После этого, вовсе позабыв об Абази, он бросился из города с такой поспешностью, словно за ним гнались бешеные асокины. О том, чтобы провести в припортовом доме анатома ещё хотя бы час, уже не было и речи. К тому же у него было неотложное дело, которое казалось судьбы его матери — дело это ждало его в Олдорандо. Широко шагая по дороге, он то заливался слезами, то бормотал себе под нос проклятия.
Уносимое течением, то цепляясь за низко склоненные ветви кустов, то медленно кружась в водоворотах, тело Дива Мунтраса устремилось к устью Такиссы мимо кораблей, стоящих у больших и малых пристаней. Никто не заметил плывущего мертвеца — все поголовно, даже рабы, были заняты тем, что с увлечением собирали на морском берегу ассатасси. Когда едва видневшееся на поверхности воды тело наконец достигло моря, его обнаружили рыбы, полакомившись плотью его щек, губ и пальцев. Оказавшись в море, тело непутевого сына ледяного капитана вместе с устремлявшимся на запад течением поплыло вдоль берега к Гравабагалинену.

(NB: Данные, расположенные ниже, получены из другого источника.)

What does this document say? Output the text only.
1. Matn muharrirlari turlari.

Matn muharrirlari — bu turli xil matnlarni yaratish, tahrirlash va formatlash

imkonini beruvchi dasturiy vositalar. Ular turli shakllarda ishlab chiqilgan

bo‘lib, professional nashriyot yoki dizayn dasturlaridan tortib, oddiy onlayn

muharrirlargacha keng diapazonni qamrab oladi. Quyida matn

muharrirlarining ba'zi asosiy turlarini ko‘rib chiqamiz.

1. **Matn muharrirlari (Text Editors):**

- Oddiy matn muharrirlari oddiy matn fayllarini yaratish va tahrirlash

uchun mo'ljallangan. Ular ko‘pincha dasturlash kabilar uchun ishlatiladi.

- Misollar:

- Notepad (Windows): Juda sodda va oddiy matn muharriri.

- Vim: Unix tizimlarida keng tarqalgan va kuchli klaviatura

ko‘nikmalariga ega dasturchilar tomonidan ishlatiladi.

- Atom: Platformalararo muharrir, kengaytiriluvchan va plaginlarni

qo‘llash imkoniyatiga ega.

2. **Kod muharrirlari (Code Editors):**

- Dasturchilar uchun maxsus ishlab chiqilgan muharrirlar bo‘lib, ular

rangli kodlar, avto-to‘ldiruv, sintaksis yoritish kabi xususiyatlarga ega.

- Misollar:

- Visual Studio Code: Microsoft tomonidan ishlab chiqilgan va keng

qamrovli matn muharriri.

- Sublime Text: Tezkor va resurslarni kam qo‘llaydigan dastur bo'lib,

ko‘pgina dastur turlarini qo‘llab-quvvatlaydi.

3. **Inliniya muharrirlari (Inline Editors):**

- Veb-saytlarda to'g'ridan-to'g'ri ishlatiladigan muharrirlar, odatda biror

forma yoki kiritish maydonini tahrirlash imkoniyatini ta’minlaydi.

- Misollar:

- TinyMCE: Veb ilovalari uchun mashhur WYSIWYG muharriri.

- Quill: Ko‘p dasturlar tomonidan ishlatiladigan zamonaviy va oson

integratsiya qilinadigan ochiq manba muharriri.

Вечером того же дня огромное количество простого люда вышло на морской берег и выступающие в море мысы. Никто не звал народ к морю и не устраивал это шествие специально — оно возникло стихийно, из общего порыва, из благодарности, которую люди испытывали к морю. То же творилось и в других приморских странах: в Рандонане, Трибриате, Искханди, Димариаме, Зроссе — везде и всюду.
Наконец, великое празднество в честь ассатасси завершилось. Настала пора сделать перерыв в гулянии и обратиться со словами благодарности к небесам и духам, обитающим в водах.
Пока женщины плясали на прибрежном песке и пели, мужчины заходили по колено в море и опускали на воду маленькие лодки. Эти лодочки часто представляли собой лишь мясистые листья деревьев. В каждой стояла маленькая свеча, источающая сладкий аромат.
Так с наступлением сумерек по всему побережью в плавание устремились целые флотилии крохотных лодок. Многие свечи горели достаточно долго, чтобы лодки-листья успеть отплыть от берега и обратиться в далекие зыбкие огоньки, навевающие мысли о душах предков, чьи останки, похожие на эти огни, покоились в глубинах земли, во мраке, куда более непроницаемом, чем любая самая темная ночь. И прежде чем свечи догорели и погасли, несколько корабликов унесло в море очень далеко. Они и стали последними спутниками несчастного сына ледяного капитана.
ЧАСТЬ ТРЕТЬЯ:
ЧЕСТЬ КОРОЛЕВЫ
Глава 1.
Визит мертвеца
Волны захлестывали полого нисходящий к морю песчаный пляж, откатывались и набегали снова. Наступающие бесконечной чередой из океанского простора гребни рассекала вздымавшаяся из воды неподалеку от берега скала, покрытая на макушке растительностью. Сразу за скалой светлый цвет мели резко сменялся более темным оттенком глубины. Когда-то давно, в незапамятные времена, эта скала была частью могучей гряды, далеко врезавшейся в море, но подземные толчки и непогода разрушили камень, источили и ссыпали остатки в бухту. Осталась лишь одна эта скала, тоже обреченная исчезнуть с ходом веков, но пока неколебимая, как вечность.
У скалы было имя. Люди называли её Линен. Имя скалы дало название бухте и стоявшему у неё дворцу — Гравабагалинен, Бухта-у-скалы. Бескрайняя сверкающая водная голубизна, простиравшаяся за скалой, именовалась морем Орла. Волны, бьющиеся о берег, были мутны от мелкого песка, который вода слизывала с пляжа, обращаясь в белую пену.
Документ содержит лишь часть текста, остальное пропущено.